Gruppenfoto der Preisträgerinnen und Preisträger der OPER! AWARDS 2026
Gruppenfoto der Preisträger:innen der OPER! AWARDS 2026  
Foto:  Uwe Moosburger l altro - die fotoagentur

Im Rahmen einer festlichen Preisverleihung wurden am 23. Februar 2026 die Preisträgerinnen und Preisträger der OPER! AWARDS 2026 ausgezeichnet. Zu den Gewinnern in den Hauptkategorien gehören u. a. die Sopranistin Miina-Liisa Värelä (Beste Sängerin), der Tenor Jonathan Tetelman (Bester Sänger), Barrie Kosky (Bester Regisseur), Erin Morley und Lawrence Brownlee (Bestes Solo-Album), Nadezhda Karyazina (Beste Nachwuchskünstlerin) sowie Gianluca Capuano (Bester Dirigent). Der Lebens- und Ehrenpreis ging an den Bühnen- und Kostümbildner Jürgen Rose.

Bereits im November letzten Jahres wurde bekanntgegeben, dass die Auszeichnung „Bestes Opernhaus“ an das Theater Regensburg unter seinem Intendanten Sebastian Ritschel geht. Das Opernhaus war Gastgeber der OPER! AWARDS 2026. (Vollständige Preisträgerliste am Ende der Pressemitteilung und im Anhang)

Die OPER! AWARDS sind Deutschlands einziger öffentlich verliehener internationaler Opernpreis.
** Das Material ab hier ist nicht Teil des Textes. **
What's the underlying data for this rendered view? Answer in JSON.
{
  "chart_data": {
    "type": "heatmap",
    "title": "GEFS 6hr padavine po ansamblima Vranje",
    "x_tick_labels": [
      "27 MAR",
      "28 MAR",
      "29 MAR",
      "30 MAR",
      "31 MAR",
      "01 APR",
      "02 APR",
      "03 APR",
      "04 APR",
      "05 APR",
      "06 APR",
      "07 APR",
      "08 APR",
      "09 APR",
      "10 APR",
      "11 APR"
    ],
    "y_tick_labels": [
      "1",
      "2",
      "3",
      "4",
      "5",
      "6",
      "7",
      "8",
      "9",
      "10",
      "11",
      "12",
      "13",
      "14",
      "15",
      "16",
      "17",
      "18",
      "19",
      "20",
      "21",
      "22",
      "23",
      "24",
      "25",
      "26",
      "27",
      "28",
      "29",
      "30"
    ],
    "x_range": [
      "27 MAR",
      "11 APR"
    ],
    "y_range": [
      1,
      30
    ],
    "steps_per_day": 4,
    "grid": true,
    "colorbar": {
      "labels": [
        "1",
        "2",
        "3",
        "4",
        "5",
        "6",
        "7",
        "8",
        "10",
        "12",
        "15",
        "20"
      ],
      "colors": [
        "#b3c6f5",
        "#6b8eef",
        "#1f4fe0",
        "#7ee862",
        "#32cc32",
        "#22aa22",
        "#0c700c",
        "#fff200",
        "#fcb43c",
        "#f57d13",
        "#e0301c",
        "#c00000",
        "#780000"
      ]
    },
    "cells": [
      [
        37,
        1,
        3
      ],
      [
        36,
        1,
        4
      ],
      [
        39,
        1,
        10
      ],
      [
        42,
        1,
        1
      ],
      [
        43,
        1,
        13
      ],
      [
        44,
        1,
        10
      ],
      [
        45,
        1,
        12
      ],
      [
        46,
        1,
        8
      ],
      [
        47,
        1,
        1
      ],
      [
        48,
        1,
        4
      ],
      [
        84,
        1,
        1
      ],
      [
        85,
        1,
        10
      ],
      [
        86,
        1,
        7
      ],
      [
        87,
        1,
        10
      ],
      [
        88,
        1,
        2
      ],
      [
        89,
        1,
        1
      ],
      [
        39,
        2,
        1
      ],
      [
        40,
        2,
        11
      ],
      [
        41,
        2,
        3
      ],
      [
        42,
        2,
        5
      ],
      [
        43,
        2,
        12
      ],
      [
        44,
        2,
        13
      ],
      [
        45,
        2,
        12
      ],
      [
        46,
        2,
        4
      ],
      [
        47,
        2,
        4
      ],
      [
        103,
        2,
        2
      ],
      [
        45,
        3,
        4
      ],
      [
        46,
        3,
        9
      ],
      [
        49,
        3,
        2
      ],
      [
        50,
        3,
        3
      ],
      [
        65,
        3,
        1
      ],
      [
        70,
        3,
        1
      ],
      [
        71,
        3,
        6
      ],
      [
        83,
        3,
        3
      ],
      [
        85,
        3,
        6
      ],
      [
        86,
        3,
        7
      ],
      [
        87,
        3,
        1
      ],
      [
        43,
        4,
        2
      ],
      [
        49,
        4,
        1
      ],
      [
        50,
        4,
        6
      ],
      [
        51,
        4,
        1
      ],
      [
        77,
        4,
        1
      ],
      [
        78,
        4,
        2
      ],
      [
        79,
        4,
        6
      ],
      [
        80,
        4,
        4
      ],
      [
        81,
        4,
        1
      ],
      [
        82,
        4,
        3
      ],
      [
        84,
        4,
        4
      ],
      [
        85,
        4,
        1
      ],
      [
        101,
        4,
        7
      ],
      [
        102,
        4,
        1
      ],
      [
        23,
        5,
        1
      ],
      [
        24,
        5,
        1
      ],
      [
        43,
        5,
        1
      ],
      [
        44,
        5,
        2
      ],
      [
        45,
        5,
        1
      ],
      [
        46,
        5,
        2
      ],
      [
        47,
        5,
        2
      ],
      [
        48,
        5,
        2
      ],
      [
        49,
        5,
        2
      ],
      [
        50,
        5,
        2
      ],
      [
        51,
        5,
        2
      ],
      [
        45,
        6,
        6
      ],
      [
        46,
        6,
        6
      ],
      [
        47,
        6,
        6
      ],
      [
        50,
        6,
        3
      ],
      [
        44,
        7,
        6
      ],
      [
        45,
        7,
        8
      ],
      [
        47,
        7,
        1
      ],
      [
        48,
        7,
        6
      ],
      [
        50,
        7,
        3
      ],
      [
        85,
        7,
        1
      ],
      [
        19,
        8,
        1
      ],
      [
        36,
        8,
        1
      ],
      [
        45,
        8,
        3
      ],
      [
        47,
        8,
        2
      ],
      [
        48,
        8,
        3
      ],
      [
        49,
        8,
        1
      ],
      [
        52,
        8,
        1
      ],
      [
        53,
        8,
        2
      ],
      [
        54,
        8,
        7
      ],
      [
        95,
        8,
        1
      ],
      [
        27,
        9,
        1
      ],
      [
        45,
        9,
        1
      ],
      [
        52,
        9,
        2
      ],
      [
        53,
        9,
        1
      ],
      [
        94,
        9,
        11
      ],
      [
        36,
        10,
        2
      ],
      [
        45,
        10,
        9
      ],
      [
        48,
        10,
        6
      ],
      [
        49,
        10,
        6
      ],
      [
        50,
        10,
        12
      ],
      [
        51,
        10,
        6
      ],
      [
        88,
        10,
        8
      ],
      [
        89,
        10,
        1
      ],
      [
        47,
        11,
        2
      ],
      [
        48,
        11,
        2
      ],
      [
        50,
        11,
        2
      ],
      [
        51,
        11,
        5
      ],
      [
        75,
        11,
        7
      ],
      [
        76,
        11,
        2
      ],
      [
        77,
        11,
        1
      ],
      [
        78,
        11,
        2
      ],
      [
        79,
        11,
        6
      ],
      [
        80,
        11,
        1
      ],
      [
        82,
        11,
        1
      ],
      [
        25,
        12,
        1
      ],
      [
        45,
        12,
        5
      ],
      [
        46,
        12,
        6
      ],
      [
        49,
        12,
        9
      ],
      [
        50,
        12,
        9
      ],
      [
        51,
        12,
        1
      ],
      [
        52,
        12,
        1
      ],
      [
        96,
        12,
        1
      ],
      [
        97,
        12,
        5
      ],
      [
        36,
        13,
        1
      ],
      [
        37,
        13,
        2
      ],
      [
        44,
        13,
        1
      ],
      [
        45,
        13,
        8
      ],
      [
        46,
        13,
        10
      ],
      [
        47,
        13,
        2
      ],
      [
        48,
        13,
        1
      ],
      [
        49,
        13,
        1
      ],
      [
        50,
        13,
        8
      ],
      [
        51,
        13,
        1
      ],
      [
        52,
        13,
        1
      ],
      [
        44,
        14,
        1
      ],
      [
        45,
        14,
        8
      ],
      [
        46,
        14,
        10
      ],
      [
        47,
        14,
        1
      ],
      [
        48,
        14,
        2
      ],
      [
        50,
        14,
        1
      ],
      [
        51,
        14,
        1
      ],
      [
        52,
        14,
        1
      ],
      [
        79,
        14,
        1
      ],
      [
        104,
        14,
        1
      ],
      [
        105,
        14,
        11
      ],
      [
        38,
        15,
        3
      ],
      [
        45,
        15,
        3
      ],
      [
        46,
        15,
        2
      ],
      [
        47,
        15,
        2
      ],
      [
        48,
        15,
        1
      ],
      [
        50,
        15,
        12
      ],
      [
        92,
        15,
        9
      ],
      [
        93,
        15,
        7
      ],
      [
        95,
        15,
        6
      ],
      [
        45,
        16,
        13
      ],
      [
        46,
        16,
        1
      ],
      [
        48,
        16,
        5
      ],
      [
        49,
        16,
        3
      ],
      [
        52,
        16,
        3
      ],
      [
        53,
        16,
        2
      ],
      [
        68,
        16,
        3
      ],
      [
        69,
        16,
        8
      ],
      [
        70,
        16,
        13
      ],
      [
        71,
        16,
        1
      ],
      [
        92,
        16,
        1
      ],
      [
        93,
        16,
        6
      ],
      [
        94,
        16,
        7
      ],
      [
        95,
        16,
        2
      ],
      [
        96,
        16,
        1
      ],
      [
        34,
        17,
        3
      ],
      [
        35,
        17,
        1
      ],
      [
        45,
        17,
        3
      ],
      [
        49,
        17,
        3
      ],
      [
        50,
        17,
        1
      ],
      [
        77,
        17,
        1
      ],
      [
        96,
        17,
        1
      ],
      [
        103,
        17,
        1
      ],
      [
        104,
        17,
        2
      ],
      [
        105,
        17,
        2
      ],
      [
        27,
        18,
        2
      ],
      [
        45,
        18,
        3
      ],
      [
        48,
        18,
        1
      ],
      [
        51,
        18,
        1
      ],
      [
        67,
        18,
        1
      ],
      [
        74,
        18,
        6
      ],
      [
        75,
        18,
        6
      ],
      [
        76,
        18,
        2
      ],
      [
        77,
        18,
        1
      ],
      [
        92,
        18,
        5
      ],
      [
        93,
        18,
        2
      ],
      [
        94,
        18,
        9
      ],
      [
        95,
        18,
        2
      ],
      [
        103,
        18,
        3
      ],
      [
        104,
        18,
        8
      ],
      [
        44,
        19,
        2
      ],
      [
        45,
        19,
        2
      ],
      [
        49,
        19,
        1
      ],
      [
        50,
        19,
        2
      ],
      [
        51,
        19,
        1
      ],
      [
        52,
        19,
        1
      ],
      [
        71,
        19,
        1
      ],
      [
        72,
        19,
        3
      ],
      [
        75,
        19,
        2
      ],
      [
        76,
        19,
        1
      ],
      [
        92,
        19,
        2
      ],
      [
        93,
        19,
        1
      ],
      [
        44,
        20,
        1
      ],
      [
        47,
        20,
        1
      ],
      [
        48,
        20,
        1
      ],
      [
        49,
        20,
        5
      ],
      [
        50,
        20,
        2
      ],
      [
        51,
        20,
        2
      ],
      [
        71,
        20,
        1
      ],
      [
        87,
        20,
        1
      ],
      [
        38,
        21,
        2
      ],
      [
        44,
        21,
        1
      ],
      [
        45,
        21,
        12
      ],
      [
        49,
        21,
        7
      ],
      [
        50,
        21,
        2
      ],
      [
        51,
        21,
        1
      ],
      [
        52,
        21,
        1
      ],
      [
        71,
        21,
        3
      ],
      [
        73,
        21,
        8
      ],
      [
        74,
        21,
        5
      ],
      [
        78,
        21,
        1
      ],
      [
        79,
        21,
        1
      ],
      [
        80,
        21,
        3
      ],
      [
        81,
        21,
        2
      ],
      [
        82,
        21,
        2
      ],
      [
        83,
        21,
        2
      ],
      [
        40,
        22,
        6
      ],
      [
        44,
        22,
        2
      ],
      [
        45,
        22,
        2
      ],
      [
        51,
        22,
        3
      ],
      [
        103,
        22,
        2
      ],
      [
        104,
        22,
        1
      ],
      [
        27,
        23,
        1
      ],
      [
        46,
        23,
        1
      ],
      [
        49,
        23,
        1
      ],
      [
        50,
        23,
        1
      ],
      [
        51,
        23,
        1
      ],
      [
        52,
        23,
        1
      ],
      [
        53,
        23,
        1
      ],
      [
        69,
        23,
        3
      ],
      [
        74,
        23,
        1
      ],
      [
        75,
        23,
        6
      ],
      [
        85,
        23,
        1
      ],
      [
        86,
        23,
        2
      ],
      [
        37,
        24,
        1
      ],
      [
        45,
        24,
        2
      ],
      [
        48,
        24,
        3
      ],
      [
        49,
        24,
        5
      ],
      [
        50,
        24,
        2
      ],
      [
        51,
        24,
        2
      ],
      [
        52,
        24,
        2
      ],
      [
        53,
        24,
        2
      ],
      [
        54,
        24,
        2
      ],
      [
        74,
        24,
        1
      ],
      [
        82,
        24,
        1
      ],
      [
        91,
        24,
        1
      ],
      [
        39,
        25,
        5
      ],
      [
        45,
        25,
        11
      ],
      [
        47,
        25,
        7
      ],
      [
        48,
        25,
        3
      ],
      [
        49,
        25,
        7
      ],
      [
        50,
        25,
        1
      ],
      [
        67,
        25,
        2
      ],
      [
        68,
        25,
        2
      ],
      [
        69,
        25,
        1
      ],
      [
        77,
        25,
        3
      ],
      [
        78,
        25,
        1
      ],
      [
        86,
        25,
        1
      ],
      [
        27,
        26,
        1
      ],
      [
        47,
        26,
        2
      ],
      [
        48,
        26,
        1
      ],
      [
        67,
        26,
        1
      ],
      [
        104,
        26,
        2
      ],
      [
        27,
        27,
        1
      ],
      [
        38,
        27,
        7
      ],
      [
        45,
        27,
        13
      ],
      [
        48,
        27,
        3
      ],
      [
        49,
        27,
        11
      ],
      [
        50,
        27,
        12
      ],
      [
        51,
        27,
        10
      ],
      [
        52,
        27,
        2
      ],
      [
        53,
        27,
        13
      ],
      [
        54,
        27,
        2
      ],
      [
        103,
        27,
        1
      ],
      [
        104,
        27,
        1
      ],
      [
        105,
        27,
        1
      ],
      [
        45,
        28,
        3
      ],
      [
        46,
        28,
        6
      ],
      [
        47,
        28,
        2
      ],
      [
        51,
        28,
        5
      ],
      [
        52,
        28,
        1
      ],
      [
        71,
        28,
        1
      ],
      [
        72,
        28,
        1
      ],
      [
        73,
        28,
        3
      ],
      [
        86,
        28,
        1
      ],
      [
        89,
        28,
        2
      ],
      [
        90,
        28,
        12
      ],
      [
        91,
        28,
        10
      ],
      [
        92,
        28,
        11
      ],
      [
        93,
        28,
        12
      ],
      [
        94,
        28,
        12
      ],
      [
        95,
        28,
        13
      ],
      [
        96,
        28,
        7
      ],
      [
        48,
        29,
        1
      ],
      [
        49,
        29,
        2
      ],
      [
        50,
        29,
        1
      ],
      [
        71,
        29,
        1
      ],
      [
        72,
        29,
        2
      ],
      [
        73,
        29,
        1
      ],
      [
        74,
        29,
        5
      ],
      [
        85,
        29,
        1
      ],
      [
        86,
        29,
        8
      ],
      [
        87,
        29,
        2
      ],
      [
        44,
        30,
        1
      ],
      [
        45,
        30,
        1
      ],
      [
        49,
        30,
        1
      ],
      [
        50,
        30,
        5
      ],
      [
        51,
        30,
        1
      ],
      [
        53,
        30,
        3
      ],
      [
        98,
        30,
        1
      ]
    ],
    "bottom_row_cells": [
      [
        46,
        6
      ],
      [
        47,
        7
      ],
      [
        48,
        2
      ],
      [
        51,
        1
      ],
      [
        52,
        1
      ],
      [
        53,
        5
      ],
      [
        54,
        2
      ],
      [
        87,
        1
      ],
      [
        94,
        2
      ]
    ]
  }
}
Er wird jährlich im Rahmen einer Preisverleihungsgala an die weltweit besten Künstler und Akteure auf und hinter der Bühne vergeben. Über die Awards in insgesamt 20 Kategorien entscheidet die Jury aus Fachjournalisten. Bewertungszeitraum ist spielzeitübergreifend das Jahr 2025. Das Gewinnerhaus des vergangenen Jahres war das Opernhaus La Monnaie / De Munt in Brüssel.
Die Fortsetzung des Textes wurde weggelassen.